If it makes sense to do so, you can do a flat rerun of the exact content. However, it’s likely you’ll find it more beneficial to redefine it and pick off the best elements for new campaigns. If you found yourself frustrated about a campaign you ran the year before, thinking you could have done it better, this is your chance to make things right.  

Reusing your best content allows you to build on lessons learned and use techniques you know work without increasing your production budget and putting your teams on tight deadlines. This leaves them with more opportunity and time to develop ideas for other campaigns that may well be usable for years to come. 

#9 Re-shoot product imagery

During peak periods, it’s a fight to the death over the customer’s attention, with more stores than ever vying to catch the eye of browsing shoppers. If you think your website is lacking visually, it may be time to re-shoot some of your key products.

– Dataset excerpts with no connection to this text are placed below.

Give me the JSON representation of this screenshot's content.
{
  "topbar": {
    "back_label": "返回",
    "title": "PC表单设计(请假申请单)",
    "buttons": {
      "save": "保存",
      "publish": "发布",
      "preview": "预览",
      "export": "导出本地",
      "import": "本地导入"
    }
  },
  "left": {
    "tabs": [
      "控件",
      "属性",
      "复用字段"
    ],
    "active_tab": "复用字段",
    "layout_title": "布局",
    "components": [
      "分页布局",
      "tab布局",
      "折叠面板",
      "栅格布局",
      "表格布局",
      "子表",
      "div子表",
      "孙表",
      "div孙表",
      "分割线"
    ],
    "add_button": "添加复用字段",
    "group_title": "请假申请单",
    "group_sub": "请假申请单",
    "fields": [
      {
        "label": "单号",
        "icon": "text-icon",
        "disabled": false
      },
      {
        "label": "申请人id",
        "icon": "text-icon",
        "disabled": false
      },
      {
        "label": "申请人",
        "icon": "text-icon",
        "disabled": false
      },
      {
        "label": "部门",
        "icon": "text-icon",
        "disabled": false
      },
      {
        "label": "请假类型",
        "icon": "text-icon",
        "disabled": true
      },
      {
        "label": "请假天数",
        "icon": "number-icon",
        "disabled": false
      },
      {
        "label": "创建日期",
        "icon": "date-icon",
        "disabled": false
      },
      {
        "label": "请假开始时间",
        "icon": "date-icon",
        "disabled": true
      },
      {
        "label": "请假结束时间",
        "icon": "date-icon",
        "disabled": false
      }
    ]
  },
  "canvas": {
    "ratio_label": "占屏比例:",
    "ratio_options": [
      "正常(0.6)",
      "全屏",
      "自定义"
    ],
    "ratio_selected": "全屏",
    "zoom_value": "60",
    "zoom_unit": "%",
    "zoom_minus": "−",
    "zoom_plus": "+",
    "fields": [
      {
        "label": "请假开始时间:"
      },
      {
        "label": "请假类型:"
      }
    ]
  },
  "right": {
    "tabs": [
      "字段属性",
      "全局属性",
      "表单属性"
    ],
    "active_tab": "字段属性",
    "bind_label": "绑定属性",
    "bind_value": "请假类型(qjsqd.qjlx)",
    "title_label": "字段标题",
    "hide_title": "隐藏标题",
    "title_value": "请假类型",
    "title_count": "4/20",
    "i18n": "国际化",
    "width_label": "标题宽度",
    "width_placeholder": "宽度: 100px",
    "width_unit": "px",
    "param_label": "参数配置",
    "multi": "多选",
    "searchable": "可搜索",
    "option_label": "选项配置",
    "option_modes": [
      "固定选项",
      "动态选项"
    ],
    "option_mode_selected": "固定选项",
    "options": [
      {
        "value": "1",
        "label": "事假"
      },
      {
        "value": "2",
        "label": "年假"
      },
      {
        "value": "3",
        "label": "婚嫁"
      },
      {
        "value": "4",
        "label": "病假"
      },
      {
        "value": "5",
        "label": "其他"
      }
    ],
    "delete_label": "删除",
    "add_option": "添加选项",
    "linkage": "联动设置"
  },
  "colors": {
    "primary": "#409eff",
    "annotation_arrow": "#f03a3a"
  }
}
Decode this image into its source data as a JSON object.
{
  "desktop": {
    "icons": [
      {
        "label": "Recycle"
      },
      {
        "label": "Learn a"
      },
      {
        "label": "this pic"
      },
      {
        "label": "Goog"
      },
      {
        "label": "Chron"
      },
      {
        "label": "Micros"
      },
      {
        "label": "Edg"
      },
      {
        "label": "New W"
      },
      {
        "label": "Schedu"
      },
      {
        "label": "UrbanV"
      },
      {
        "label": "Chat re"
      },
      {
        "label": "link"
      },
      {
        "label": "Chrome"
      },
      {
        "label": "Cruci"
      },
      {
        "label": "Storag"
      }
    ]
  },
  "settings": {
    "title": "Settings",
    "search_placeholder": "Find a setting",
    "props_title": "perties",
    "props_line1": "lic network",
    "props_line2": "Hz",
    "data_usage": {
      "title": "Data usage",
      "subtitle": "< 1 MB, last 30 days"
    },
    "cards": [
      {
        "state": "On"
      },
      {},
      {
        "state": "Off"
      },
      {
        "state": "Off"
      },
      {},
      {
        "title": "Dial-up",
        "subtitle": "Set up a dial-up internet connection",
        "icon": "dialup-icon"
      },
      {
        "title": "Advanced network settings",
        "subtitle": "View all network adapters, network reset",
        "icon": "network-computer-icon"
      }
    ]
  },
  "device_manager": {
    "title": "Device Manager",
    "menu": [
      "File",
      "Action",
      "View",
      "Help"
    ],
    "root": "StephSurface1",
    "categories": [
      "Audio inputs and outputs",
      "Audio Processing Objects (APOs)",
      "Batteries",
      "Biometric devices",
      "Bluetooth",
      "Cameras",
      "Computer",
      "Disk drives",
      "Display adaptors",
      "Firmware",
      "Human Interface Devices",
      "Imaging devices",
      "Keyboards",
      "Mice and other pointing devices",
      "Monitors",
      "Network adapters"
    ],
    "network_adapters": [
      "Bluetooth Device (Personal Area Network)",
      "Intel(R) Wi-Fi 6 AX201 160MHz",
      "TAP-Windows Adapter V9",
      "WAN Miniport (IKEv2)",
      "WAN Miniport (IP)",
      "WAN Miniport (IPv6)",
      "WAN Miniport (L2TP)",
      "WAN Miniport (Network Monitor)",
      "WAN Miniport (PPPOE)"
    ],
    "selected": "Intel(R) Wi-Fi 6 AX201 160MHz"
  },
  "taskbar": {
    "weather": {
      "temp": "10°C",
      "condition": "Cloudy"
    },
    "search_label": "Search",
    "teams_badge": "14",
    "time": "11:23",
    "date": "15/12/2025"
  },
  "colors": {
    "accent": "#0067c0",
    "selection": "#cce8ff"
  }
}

Product pages often hinge on the quality of their images. If your images aren’t up to snuff, not only will they fade into the background compared to other products on Google Shopping searches, they will turn customers away when they click on them and find them lacking. 

Peak periods are a great opportunity to try out a new style of product photography to set you apart. Rather than using stock imagery or shooting on white like every other online store, think about new styles of photography you can use to tell a unique story about your products and brand

Luxury loungewear brand, and Swanky client, Olivia von Halle, showcase their beautiful products with equally stunning photography – a definite site for inspiration when it comes to perfecting your ecommerce imagery!

There is also an opportunity during this period to make use of product video. While a heavy investment for smaller ecommerce websites, it can offer great returns in terms of giving customers the best idea of what they’re buying. A much more effective selling tool than any photograph. 

Summary

Seasonal waves of customers will pass you by before you know it, leaving you realising there are so many things you could have done better. Campaigns are built on the experiences of the last ones though. Hopefully, this advice should give you some deeper direction into how to succeed and grasp the largest group of new customers as possible.